Dorota Gardias o życiu po diagnozie – jej pierwszą myślą było to, co stanie się z jej córką
Dorota Gardias w wywiadzie dla „Dzień Dobry TVN” opowiedziała o swojej reakcji na chorobę. Pogodynka myślała przede wszystkim o swoim dziecku.
Dorota Gardias poinformowała ostatnio, że ma nowotwór piersi, a wkrótce czeka ją operacja. Teraz prezenterka zdradziła, jaka była jej pierwsza myśl po usłyszeniu diagnozy, a także jak przebiega plan leczenia. Jak większość mam, ona również nie myślała o sobie, o strachu, lecz... o swojej córeczce.
Troska o córkę
Dorota Gardias pod koniec września ma poddać się operacji. Gdy usłyszałam co ją czeka, myślała przede wszystkim o swojej córce.
„Pierwsza myśl, co z Hanią. Jak to będzie, jak ja pójdę do szpitala, jak to wszystko ogarnąć. Nie myślałam o tym, że ja umrę. Ja jestem fajterką, w życiu bym się nie poddała. Pojawiła się panika, ale też sobie z nią poradziłam, bo jestem zadaniowcem” – powiedziała.
Prezenterka przyznała także, że na razie nie skupia się na strachu przed zabiegiem: „Mam świadomość, że każda operacja i każda narkoza niesie ze sobą jakieś ryzyko, ale nie skupiam się na tym.
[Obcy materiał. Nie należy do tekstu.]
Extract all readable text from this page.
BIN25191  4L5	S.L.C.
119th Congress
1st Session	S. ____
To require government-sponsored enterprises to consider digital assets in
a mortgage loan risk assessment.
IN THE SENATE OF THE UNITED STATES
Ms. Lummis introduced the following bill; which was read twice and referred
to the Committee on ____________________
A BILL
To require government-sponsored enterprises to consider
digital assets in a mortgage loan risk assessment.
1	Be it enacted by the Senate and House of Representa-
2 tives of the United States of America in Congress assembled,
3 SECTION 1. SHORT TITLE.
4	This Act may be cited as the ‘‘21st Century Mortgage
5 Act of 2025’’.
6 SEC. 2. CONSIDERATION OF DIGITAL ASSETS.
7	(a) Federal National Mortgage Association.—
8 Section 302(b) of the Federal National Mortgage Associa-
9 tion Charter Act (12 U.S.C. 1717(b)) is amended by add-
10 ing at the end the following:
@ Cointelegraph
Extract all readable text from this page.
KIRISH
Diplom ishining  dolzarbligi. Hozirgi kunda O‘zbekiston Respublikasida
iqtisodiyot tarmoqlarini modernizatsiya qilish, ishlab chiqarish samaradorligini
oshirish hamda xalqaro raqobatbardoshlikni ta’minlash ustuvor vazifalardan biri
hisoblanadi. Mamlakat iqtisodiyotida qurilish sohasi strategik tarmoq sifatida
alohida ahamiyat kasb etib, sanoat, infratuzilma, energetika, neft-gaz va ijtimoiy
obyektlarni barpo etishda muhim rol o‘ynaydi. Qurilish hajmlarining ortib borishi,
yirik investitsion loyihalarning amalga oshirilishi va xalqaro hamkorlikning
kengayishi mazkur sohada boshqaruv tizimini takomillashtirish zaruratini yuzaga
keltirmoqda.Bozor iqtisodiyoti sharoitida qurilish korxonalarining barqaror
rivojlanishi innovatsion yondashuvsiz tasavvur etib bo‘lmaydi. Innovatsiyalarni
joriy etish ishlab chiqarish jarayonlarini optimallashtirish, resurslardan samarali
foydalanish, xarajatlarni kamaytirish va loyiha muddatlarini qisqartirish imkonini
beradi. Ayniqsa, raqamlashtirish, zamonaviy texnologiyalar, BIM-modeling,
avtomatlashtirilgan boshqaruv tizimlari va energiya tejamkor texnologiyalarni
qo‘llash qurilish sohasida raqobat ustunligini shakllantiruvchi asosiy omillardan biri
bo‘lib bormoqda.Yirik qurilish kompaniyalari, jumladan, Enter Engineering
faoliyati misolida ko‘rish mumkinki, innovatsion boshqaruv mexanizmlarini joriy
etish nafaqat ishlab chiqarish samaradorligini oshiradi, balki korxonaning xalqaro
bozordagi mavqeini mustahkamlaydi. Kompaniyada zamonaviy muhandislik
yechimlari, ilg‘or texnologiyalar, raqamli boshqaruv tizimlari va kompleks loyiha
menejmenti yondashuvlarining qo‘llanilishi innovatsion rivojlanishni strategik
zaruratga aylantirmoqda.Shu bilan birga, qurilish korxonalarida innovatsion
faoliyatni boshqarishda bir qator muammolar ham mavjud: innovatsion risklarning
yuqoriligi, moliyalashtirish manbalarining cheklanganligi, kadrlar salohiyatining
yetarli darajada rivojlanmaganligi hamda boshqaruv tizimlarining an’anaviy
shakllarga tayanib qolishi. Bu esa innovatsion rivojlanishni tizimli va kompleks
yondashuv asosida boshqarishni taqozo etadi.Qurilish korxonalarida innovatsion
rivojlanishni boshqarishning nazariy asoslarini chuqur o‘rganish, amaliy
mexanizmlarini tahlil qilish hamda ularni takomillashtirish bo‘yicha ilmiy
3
Po pierwsze dlatego, że jestem takim typem człowieka, który zacznie odczuwać strach dopiero w szpitalu, przed samym zabiegiem”.
Reakcja na chorobę
Dorota Gardias wyjawiła również, jak zareagowała, gdy dowiedziała się o chorobie: „Na początku była panika, bo jak słyszysz hasło nowotwór, to sztywniejesz. Byłam strasznie wkurzona na lekarza, który pierwszy to zobaczył. To było 2 lata temu, powiedział, że jest jakiś guzek, ale, że kobiety mają różne guzki, że to może być włókniaczek. Nie zlecił biopsji, żadnych dodatkowych badań”.